SEATTLE and GOLDEN, Colo. — The apparent destruction of a tiny Russian satellite by a piece of Chinese space junk probably will not result in legal action against China, experts say.
The collision involved Russia’s Ball Lens In The Space (BLITS) nanosatellite, which likely collided Jan. 22 with a piece of orbital debris spawned by a 2007 anti-satellite test in which China deliberately destroyed one of its defunct weather satellites known as Fengyun-1C (FY-1C).
China could technically be held responsible for the current state of the 7.5-kilogram BLITS satellite under the 1972 Convention on International Liability for Damage Caused by Space Objects, analysts said.
“The Russian Federation, if it decided to open a diplomatic channel to China making a claim under the second scenario of the Liability Convention, would have to show that China was negligent in producing the fragment that struck BLITS and that there was no way that the Russian Federation could have avoided the collision,” said Michael Listner, found and principal of the New Hampshire-based firm Space Law & Policy Solutions.
But Russia is unlikely to go down this road, Listner said, since BLITS — which was being tracked as part of an experimental campaign on precision satellite laser ranging — was relatively inexpensive compared to larger, more complex satellites.

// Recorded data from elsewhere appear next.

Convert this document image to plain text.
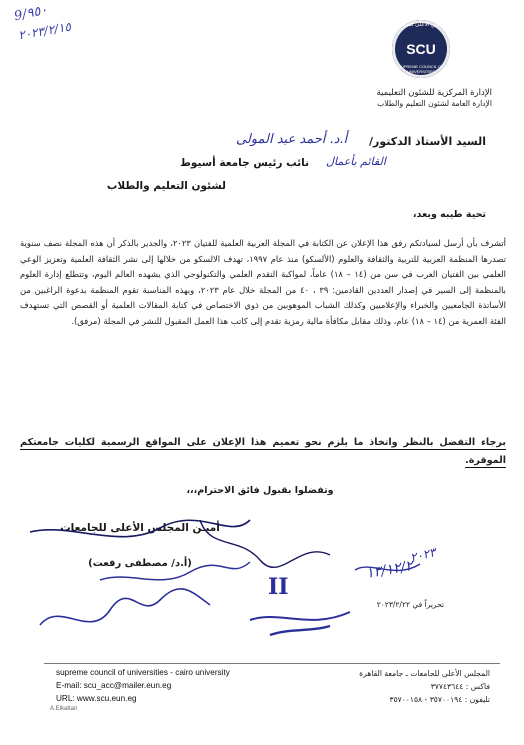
9/٩٥٠
٢٠٢٣/٢/١٥
SCU
المجلس الأعلى للجامعات
SUPREME COUNCIL OF UNIVERSITIES
الإدارة المركزية للشئون التعليمية
الإدارة العامة لشئون التعليم والطلاب
السيد الأستاذ الدكتور/
أ.د. أحمد عبد المولى
القائم بأعمال
نائب رئيس جامعة أسيوط
لشئون التعليم والطلاب
تحية طيبه وبعد،
أتشرف بأن أرسل لسيادتكم رفق هذا الإعلان عن الكتابة في المجلة العربية العلمية للفتيان ٢٠٢٣، والجدير بالذكر أن هذه المجلة نصف سنوية تصدرها المنظمة العربية للتربية والثقافة والعلوم (الألسكو) منذ عام ١٩٩٧، تهدف الالسكو من خلالها إلى نشر الثقافة العلمية وتعزيز الوعي العلمي بين الفتيان العرب في سن من (١٤ – ١٨) عاماً، لمواكبة التقدم العلمي والتكنولوجي الذي يشهده العالم اليوم، وتتطلع إدارة العلوم بالمنظمة إلى السير في إصدار العددين القادمين: ٣٩ ، ٤٠ من المجلة خلال عام ٢٠٢٣، وبهذه المناسبة تقوم المنظمة بدعوة الراغبين من الأساتذة الجامعيين والخبراء والإعلاميين وكذلك الشباب الموهوبين من ذوي الاختصاص في كتابة المقالات العلمية أو القصص التي تستهدف الفئة العمرية من (١٤ – ١٨) عام، وذلك مقابل مكافأة مالية رمزية تقدم إلى كاتب هذا العمل المقبول للنشر في المجلة (مرفق).
برجاء التفضل بالنظر واتخاذ ما يلزم نحو تعميم هذا الإعلان على المواقع الرسمية لكليات جامعتكم الموقرة.
وتفضلوا بقبول فائق الاحترام،،،
أميـن المجلس الأعلى للجامعات
(أ.د/ مصطفى رفعت)	١٣/١٢/٢
٢٠٢٣
II
تحريراً في ٢٠٢٣/٢/٢٢
supreme council of universities - cairo university
E-mail: scu_acc@mailer.eun.eg
URL: www.scu.eun.eg
A.Elkattan
المجلس الأعلى للجامعات ـ جامعة القاهرة
فاكس : ٣٧٧٤٣٦٤٤
تليفون : ٣٥٧٠٠١٩٤ - ٣٥٧٠٠١٥٨
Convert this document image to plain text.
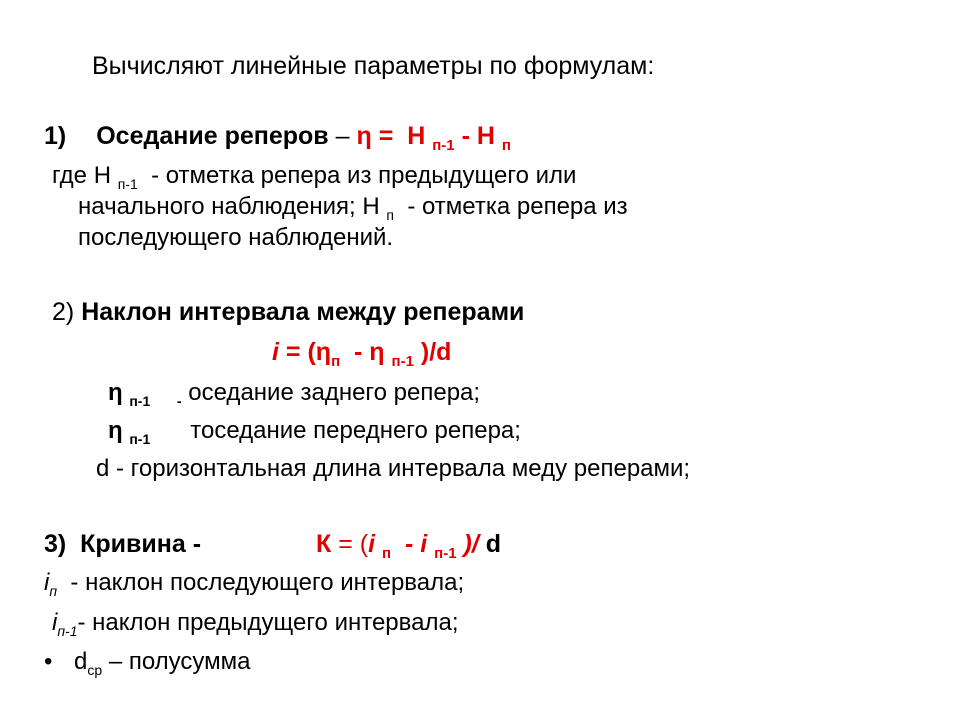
Вычисляют линейные параметры по формулам:
1) Оседание реперов – η = Н $_{п-1}$ - Н $_п$
где Н $_{п-1}$ - отметка репера из предыдущего или
начального наблюдения; Н $_п$ - отметка репера из
последующего наблюдений.
2) Наклон интервала между реперами
$i = (\eta_п - \eta$ $_{п-1}$ )/d
η $_{п-1}$ $_-$ оседание заднего репера;
η $_{п-1}$ тоседание переднего репера;
d - горизонтальная длина интервала меду реперами;
3) Кривина -	К = (i $_п$ - i $_{п-1}$ )/ d
$i_п$ - наклон последующего интервала;
$i_{п-1}-$ наклон предыдущего интервала;
• $d_{ср}$ – полусумма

Furthermore, China and Russia currently are engaged in geopolitical cooperation, he added, and opening a can of worms over a nanosatellite probably would not benefit either nation politically.
If Russia decides to go ahead with a claim and diplomatic negotiations do not produce a settlement, the matter could end up in court. But Russia may have a tough time prevailing in a lawsuit, said Brian Weeden, a technical adviser with the Secure World Foundation, a U.S.-based organization dedicated to the peaceful use of outer space.
First of all, Russia would have to show that the FY-1C piece did indeed cause whatever damage BLITS has sustained. The Russians have a good system for tracking space junk and other objects in low Earth orbit, but it would probably be difficult for them to prove this claim with absolute certainty, Weeden said.
Russia would also need to demonstrate that China was at fault in the collision, and that could be another tall order.
“There’s never been a court case on this topic, and there’s no standard for what ‘fault’ or ‘negligence’ is in regard to collisions in space,” Weeden said via email, stressing that he is not a lawyer. “I know lawyers who could probably argue that China is at fault because they deliberately destroyed the FY-1C in an [anti-satellite] test, but plenty of other lawyers who could argue that since there have been 6 years of natural forces acting on the orbit of the piece of Chinese debris, it was actually caused by force majeure.
“All of that means it’s extremely unlikely anything definitive will come of this from some sort of lawsuit.”
There is a precedent for damages being paid out under the 1972 liability convention, Weeden pointed out. Canada sought $6 million in compensation after the Soviet Union’s nuclear-powered Cosmos 954 satellite crashed in 1978, spreading radioactive material across a wide swath of northwestern Canada.
The Soviet Union eventually paid $3 million after diplomatic negotiations. The case never went to court.
If Russia does decide to press a claim against China for the BLITS crash, it needs to do so by Jan. 22, 2014, Listner said, since the statute of limitations is one year for such cases.